The UK Has It Wrong on Digital ID. Here’s Why.
Analysis·4 min read

When the State and Silicon Share Your ID: How Digital Identity, ALPRs, and Utility Data Reshape Power

By Jordan Vale

On a damp morning in London, a job applicant is told a smartphone app will decide whether she can work. In Sacramento, police mined a utility’s hourly electricity readings on 650,000 households. And across the United States, law enforcement tapped a private network of cameras to trace cars at protests. These are not isolated stories; they form a pattern.

The UK government’s late-September announcement that a national digital ID will be introduced before the end of the next Parliament - with a target to be in force no later than August 2029 and an initial rollout for right-to-work checks in 2028 - has reignited a debate about who controls identity and access. Prime Minister Keir Starmer’s blunt line, “You will not be able to work in the United Kingdom if you do not have digital ID,” has forced a public reckoning over exclusion, mission creep and the role of private vendors in running civic infrastructure.

Policy push in the UK: mandatory for work, optional for other services - for now

The mechanics the government sketches are simple: a virtual ID held on a personal device that proves name, date of birth, nationality or residency status, and a photo, used to verify the right to work. The Prime Minister’s office clarified that pensioners, students and those not seeking employment will not initially be forced into the system, and that the scheme will not be retrospective; nevertheless, officials admitted the first compulsory use will be for right-to-work checks beginning in 2028.

Civil-society groups warn this “first use” is a classic entry point for expansion. The Electronic Frontier Foundation and others point to a familiar pattern: once identity becomes digital and centralized, it can be repurposed for benefits, travel, licensing and more. That is the essence of mission creep - a system designed for convenience becomes a de facto gatekeeper to employment, housing or public services if legal limits and technical safeguards are not baked in from day one.

Everyday surveillance shows how data becomes identity

Practical exclusion is not hypothetical. UK charity Big Brother Watch reported about 20 percent of Universal Credit applicants cannot complete online identity verification today; people without a passport, without reliable internet, or with disabilities are disproportionately at risk of falling behind. The government says alternatives - physical documents, in-person support - will be available, but independent researchers argue such stopgaps often prove insufficient when systems become the norm.
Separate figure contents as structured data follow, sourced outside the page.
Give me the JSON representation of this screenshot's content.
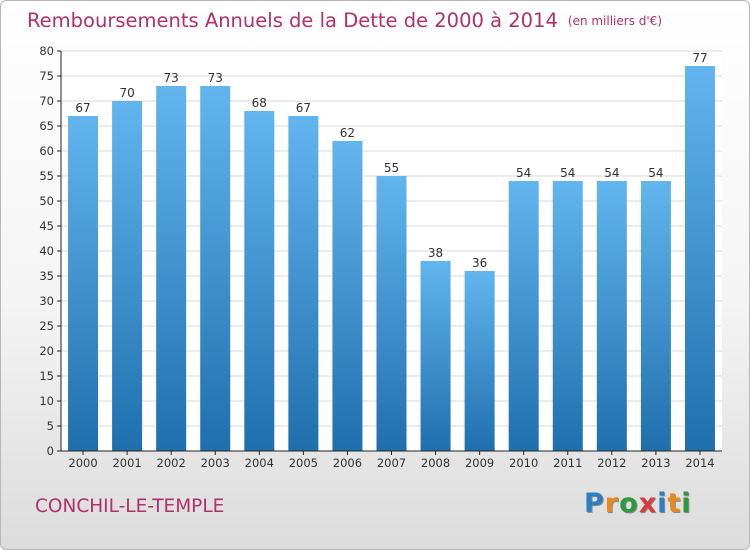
{
  "title": "Remboursements Annuels de la Dette de 2000 à 2014",
  "unit": "(en milliers d'€)",
  "commune": "CONCHIL-LE-TEMPLE",
  "brand": {
    "letters": [
      "P",
      "r",
      "o",
      "x",
      "i",
      "t",
      "i"
    ],
    "colors": [
      "#2e7fc2",
      "#e58a1c",
      "#2f9a3d",
      "#d63c3c",
      "#2e7fc2",
      "#e58a1c",
      "#2f9a3d"
    ]
  },
  "colors": {
    "bar_light": "#62b5ee",
    "bar_dark": "#1f6fae",
    "title": "#b0306b"
  },
  "chart_data": {
    "type": "bar",
    "title": "Remboursements Annuels de la Dette de 2000 à 2014",
    "xlabel": "",
    "ylabel": "",
    "categories": [
      "2000",
      "2001",
      "2002",
      "2003",
      "2004",
      "2005",
      "2006",
      "2007",
      "2008",
      "2009",
      "2010",
      "2011",
      "2012",
      "2013",
      "2014"
    ],
    "values": [
      67,
      70,
      73,
      73,
      68,
      67,
      62,
      55,
      38,
      36,
      54,
      54,
      54,
      54,
      77
    ],
    "ylim": [
      0,
      80
    ],
    "yticks": [
      0,
      5,
      10,
      15,
      20,
      25,
      30,
      35,
      40,
      45,
      50,
      55,
      60,
      65,
      70,
      75,
      80
    ],
    "grid": true
  }
}
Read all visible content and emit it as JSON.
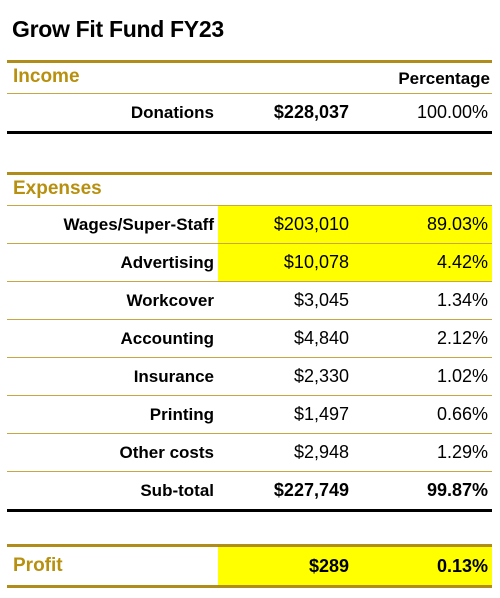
{
  "title": "Grow Fit Fund FY23",
  "income": {
    "label": "Income",
    "column_header": "Percentage",
    "rows": [
      {
        "category": "Donations",
        "amount": "$228,037",
        "percentage": "100.00%"
      }
    ]
  },
  "expenses": {
    "label": "Expenses",
    "rows": [
      {
        "category": "Wages/Super-Staff",
        "amount": "$203,010",
        "percentage": "89.03%"
      },
      {
        "category": "Advertising",
        "amount": "$10,078",
        "percentage": "4.42%"
      },
      {
        "category": "Workcover",
        "amount": "$3,045",
        "percentage": "1.34%"
      },
      {
        "category": "Accounting",
        "amount": "$4,840",
        "percentage": "2.12%"
      },
      {
        "category": "Insurance",
        "amount": "$2,330",
        "percentage": "1.02%"
      },
      {
        "category": "Printing",
        "amount": "$1,497",
        "percentage": "0.66%"
      },
      {
        "category": "Other costs",
        "amount": "$2,948",
        "percentage": "1.29%"
      }
    ],
    "subtotal": {
      "category": "Sub-total",
      "amount": "$227,749",
      "percentage": "99.87%"
    }
  },
  "profit": {
    "label": "Profit",
    "amount": "$289",
    "percentage": "0.13%"
  },
  "colors": {
    "accent": "#b8900f",
    "highlight": "#ffff00"
  }
}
The SMUD case is a concrete cautionary tale. A court described a program in which the utility and police repeatedly queried the electricity database, searching for “high” usage and analyzing hourly consumption to infer activities inside homes. Over the program’s life, SMUD passed more than 33,000 tips to police about customers flagged by these searches, and the court found the effort was not a targeted investigation but a dragnet that “turned all 650,000 SMUD customers into suspects.”

Procurement, concentration, and the politics of capacity

Automated license-plate readers show the same dynamic at scale. EFF’s review of Flock Safety logs found more than 12 million searches from December 2024 to October 2025 across a network run by thousands of agencies. Some queries were explicitly tied to protest events - the database shows agencies searching hundreds or even thousands of camera networks for vehicles described as part of demonstrations. Tulsa Police logged at least 38 protest-related searches; other agencies queried 400, 700 or more networks for a single vehicle description.

Functionally, utility readings and plate traces become a second identity: temporally anchored, location-rich fingerprints that can be stitched into dossiers. That raises two policy problems at once - scale, because private vendors centralize data; and standards, because law enforcement often searches those troves with minimal judicial oversight.

It is no accident that these surveillance capabilities are concentrated in a handful of firms. Researchers at the AI Now Institute warn that the “fusing of AI firms and the state is leading to a dangerous concentration of power,” pointing to exclusive procurement deals, land and data center leases, and privileged access that lock government into a small vendor set.